Cite as: https://hdl.handle.net/21.11116/0000-0009-1B1B-C
Abstract
Transition metal carbides are used for various applications such as hard coating, heterogeneous catalysis, catalyst support material or coatings in fuel cell applications. However, little is known about the stability of their electrochemically active surface in aqueous electrolytes. Herein, the transition metal—carbon bond enthalpy is proposed as stability criterion for various transition metal carbides. The basis is an oxidation mechanism where the rate determining step is the metal—carbon bond cleavage under acidic conditions which was supported by a detailed corrosion study on hexagonal tungsten carbide. In situ flow cell measurements that were coupled to an inductively coupled plasma mass spectrometer corroborated experimentally the linear dependency of the oxidation overpotential on the transition metal—carbon bond enthalpy.

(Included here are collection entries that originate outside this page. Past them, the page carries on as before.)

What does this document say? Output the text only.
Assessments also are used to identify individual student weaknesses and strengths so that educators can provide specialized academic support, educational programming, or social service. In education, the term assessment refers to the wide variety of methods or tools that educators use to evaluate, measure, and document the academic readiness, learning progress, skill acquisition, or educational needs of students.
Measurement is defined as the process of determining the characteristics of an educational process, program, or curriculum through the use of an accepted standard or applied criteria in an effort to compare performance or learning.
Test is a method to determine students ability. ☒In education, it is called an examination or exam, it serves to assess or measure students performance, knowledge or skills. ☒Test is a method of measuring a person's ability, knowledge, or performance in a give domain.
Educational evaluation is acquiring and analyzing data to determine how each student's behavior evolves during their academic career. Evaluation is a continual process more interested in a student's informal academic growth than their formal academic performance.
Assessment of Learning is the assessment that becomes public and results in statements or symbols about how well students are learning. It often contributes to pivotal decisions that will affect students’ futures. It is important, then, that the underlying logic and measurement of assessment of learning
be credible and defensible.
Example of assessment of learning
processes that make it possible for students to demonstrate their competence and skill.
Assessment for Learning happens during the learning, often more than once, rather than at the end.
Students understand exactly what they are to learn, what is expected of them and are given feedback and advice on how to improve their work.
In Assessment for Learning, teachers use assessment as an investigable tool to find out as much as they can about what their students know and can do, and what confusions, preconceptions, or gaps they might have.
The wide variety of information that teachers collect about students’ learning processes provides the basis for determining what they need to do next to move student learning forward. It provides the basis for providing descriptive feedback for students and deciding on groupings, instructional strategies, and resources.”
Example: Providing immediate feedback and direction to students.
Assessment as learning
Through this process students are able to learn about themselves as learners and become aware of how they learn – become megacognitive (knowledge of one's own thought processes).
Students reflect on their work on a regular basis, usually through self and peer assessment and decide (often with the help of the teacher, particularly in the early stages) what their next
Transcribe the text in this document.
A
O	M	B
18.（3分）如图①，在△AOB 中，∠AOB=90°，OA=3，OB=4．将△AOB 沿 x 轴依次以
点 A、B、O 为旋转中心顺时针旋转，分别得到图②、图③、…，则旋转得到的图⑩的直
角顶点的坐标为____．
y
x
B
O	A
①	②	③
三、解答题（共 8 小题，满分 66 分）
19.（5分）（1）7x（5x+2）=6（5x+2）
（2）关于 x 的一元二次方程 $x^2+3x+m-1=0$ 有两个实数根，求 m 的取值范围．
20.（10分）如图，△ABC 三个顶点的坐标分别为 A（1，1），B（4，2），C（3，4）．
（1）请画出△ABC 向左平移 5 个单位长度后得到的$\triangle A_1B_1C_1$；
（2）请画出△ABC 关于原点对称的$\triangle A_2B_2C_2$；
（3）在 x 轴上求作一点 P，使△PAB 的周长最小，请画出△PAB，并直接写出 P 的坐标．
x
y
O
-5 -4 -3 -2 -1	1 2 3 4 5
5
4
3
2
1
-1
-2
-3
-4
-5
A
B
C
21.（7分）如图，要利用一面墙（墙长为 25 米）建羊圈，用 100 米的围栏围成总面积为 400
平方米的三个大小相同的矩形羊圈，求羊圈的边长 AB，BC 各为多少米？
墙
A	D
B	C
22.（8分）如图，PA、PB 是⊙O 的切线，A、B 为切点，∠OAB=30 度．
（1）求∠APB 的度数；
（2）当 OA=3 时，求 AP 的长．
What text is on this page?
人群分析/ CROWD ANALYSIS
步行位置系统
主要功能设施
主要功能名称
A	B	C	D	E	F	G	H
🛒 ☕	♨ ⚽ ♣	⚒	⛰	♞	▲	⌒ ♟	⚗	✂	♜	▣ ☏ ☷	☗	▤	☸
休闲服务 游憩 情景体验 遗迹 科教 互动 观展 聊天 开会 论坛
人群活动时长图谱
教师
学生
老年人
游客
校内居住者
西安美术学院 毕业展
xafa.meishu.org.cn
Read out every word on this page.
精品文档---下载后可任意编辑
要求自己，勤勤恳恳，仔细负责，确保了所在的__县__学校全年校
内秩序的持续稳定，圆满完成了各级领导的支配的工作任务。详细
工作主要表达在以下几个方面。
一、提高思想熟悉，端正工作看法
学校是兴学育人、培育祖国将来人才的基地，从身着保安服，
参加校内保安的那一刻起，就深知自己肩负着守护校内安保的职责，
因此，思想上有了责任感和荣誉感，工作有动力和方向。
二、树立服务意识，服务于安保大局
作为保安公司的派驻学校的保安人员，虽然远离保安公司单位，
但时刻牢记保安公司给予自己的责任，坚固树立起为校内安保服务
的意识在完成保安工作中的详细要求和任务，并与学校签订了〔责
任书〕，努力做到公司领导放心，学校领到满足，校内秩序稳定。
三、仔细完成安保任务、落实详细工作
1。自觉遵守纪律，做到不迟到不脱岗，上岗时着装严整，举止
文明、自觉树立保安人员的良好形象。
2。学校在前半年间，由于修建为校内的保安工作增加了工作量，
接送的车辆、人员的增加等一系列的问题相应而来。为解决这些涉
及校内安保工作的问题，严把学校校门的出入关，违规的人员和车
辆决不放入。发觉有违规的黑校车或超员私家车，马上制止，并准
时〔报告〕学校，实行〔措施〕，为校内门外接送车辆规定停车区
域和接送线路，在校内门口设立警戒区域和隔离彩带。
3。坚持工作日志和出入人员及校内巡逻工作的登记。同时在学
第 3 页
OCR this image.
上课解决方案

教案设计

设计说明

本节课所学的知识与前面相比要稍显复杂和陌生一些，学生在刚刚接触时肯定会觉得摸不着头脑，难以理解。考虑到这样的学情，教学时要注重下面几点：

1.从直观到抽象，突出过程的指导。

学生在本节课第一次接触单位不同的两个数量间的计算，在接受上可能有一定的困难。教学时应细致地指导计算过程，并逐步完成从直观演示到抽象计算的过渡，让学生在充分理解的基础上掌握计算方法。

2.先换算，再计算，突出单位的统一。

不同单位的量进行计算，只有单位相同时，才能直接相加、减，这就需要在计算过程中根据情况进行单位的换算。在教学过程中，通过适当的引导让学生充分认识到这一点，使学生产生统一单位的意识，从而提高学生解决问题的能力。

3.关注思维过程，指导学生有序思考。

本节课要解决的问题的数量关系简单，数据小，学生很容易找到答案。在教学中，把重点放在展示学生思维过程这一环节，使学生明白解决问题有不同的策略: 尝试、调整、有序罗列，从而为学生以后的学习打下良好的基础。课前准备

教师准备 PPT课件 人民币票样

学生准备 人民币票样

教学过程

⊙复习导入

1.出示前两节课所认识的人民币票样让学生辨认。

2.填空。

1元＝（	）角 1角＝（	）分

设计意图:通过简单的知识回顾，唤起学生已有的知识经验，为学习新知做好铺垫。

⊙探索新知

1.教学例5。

The proposed model allows the estimation of the activation overpotential for electrochemical carbide oxidation resulting in a maximized stabilization for carbides in the 4th group (Ti, Zr, Hf). Together with the calculated thermodynamic oxidation potentials, TiC and VC exhibit the highest experimental oxidation potentials (0.85 VRHE). The model can be used for preselecting possible carbide materials for various electrochemical reactions.